Dispossessing her, I completed two new sets of blanket attacks and dispatched them to the station and to the Norgeby House coders with instructions to the supervisors to monitor the girls' progress as the procedures would be new to them.

I made a dozen attempts myself, and by sheer luck discovered Brossolette's mistake. He'd chosen one key from the first line of his silk and the other from the third instead of using them in pairs the way they were printed. I telephoned Tommy to tell him the message was out and cancelled the blanket attacks.

The indecipherable forced me to accept that even with silks no mistake was so improbable that our agents wouldn't make it, and I began preparing a new series of blanket attacks for WOK malefactors.

I was startled when Muriel warned me that the air commodore's time was up.

I wondered if the same could be said of SOE's.

PITA was staring at my favourite patch of ceiling. The folders were tightly closed as his face. He waited until I was seated before acknowledging my return.

'How's the indecipherable?'

'The girls broke it after 800 attempts.'

He made no comment and continued staring at the ceiling. 'I have only one question,' he finally announced.

He relapsed into silence he showed no signs of breaking.

A sliver of panic began crawling up my spine.

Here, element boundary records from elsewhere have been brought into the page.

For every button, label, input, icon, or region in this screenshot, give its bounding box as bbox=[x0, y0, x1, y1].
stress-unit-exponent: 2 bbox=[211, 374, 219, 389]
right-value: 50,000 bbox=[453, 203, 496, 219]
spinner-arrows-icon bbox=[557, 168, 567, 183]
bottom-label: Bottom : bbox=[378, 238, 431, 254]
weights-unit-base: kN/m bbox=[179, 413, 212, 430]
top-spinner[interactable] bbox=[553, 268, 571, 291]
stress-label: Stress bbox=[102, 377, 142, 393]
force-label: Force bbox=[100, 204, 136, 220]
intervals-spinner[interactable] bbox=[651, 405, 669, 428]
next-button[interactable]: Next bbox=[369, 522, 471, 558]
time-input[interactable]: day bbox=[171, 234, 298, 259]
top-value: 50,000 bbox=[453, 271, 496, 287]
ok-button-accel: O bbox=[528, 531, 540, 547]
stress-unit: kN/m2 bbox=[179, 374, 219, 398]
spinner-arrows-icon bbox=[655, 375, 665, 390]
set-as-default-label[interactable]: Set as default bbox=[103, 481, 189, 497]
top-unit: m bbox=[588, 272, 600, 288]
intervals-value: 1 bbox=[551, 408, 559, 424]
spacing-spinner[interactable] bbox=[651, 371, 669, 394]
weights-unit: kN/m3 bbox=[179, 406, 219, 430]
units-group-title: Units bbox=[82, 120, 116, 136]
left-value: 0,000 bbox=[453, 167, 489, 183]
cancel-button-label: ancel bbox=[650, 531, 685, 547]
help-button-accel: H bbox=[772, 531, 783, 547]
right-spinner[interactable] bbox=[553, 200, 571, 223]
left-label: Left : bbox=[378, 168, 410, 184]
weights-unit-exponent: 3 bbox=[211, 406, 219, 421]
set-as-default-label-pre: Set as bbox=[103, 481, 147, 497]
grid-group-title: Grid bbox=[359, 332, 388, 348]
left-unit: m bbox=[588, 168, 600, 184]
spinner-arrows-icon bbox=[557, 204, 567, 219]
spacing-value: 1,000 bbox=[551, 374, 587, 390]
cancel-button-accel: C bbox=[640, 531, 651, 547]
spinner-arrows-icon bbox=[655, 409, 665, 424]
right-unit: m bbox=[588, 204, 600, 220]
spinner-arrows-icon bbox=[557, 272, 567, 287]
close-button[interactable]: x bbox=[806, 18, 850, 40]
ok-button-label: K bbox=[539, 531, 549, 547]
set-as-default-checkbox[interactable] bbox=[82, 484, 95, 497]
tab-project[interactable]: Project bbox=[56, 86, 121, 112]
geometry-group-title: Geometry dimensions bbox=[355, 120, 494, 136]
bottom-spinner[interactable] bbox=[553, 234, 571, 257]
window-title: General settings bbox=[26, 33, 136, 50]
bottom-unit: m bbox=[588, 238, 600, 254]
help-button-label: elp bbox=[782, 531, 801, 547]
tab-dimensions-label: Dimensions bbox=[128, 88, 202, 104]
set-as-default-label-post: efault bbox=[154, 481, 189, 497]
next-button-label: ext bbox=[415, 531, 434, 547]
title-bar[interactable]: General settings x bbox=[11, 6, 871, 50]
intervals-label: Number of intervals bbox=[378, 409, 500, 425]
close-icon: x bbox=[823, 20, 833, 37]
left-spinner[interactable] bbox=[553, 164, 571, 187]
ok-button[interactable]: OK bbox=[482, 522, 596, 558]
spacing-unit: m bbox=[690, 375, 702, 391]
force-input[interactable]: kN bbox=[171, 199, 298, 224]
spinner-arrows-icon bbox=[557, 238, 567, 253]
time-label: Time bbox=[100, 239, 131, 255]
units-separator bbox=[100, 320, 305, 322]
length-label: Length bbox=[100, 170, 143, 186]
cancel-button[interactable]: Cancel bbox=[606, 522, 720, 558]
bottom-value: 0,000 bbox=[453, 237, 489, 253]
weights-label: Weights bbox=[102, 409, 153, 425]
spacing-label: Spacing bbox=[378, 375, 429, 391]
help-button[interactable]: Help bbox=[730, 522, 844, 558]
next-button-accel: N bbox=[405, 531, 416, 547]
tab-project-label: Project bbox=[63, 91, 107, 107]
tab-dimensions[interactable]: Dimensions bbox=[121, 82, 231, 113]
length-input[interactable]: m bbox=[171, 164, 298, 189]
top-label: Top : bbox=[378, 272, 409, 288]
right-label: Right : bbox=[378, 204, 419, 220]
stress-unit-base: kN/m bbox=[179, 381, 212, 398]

He should have had a spate of questions. One sounded ominous.

To ease the tension, I laid odds on what it was: 2-1 it was about the results of Plan Giskes, 5-1 it was about the 'Heil Hitler' call-sign, 10-1 it was about the Dutch agents who'd been allowed access to the Belgian escape lines…

But PITA had something more important on his mind: 'Where did you get those incredible cream cakes?

I saw that two had disappeared, and was spared the embarrassment of answering him when he patted his stomach and said it would be a kindness to his tailor if I withheld the information.

Showing little benevolence himself, he brusquely announced that there was nothing in the reports I'd shown him that we needed to discuss. He then patted his stomach again, and I'd have liked to help him. 'I've seldom enjoyed a better cup of coffee—visiting SOE has some advantages.'

He glanced at his watch, and stood up abruptly. 'It's time I called on Brigadier Nicholls. Perhaps you'd point me in the right direction.'

What else have I been trying to do the whole bloody morning?

'I'll take you to his office, sir.'

We walked into silence down the longest corridor I'd known.